There are so many possibilities, each with an inkling of truth. Here it’s worth returning to the idea of social movement culture, and to try and understand why people are making these images. There is something exciting about the Occupy movement, something that is compelling people to participate, and as well, something that seems to draw people to these images, as visible markers, or proof, of the diversity, strength and reach of their movement. The Occupy movement has become conscious of itself as an active producer of history, and this future potential permeates the social movement culture that is beginning to take shape. This, I believe, makes the collection at Occuprint an archive of the future.

Acknowledgements

This article was written in loving memory of Dara Greenwald, who dedicated herself to understanding and creating social movement cultures. I could not have written this without her. I would also like to thank Lindsay Caplan and Molly Fair for feedback on earlier drafts and Josh MacPhee, who continues to challenge my understanding of movements and their cultures.

Notes

1. On this point, is helpful to return to Walter Benjamin’s 1934 address to the Institute for the Study of Fascism, published as The Author as Producer (Benjamin 1970).

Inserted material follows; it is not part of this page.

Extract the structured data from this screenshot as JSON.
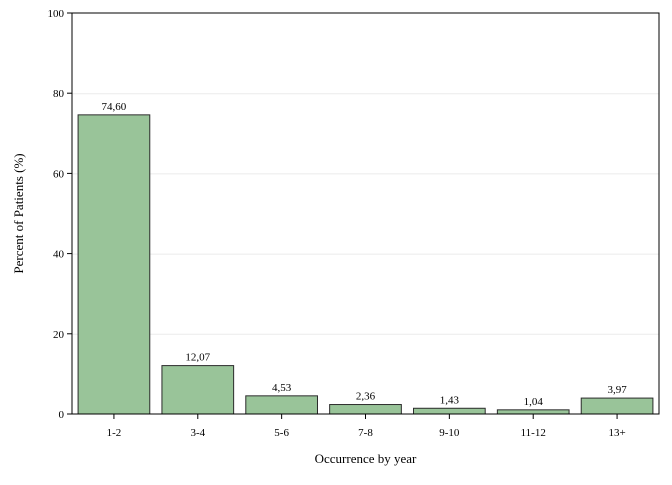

2. As of Feb. 9, 2011, the NYC General Assembly reports total donations of $711,000, while espn.com reports that the average price for a commercial spot during the 2012 Super Bowl was $3.5 million (see http://accounting.nycga.net/donations/; and http://espn.go.com/nfl/playoffs/2011/story/_/id/7544243/super-bowl-2012-commercials-cost-average-35m).

References

Baudrillard, J. 1983. Simulations. New York: Semiotext(e). Benjamin, W. (1970). “The author as producer.” New Left Review 1st Series, no. 62. Greenwald, D. and J. MacPhee. 2010. Signs of change: Social movement cultures 1960s to now. Oakland, CA: AK Press. Jameson, F. 1991. Postmodernism, or, the cultural logic of late capitalism. Durham, NC: Duke University Press. MacPhee, J. 2009. Paper politics: Socially engaged printmaking today. Oakland, CA: PM Press. Williams, R. 1977. Marxism and literature. Oxford: Oxford University Press.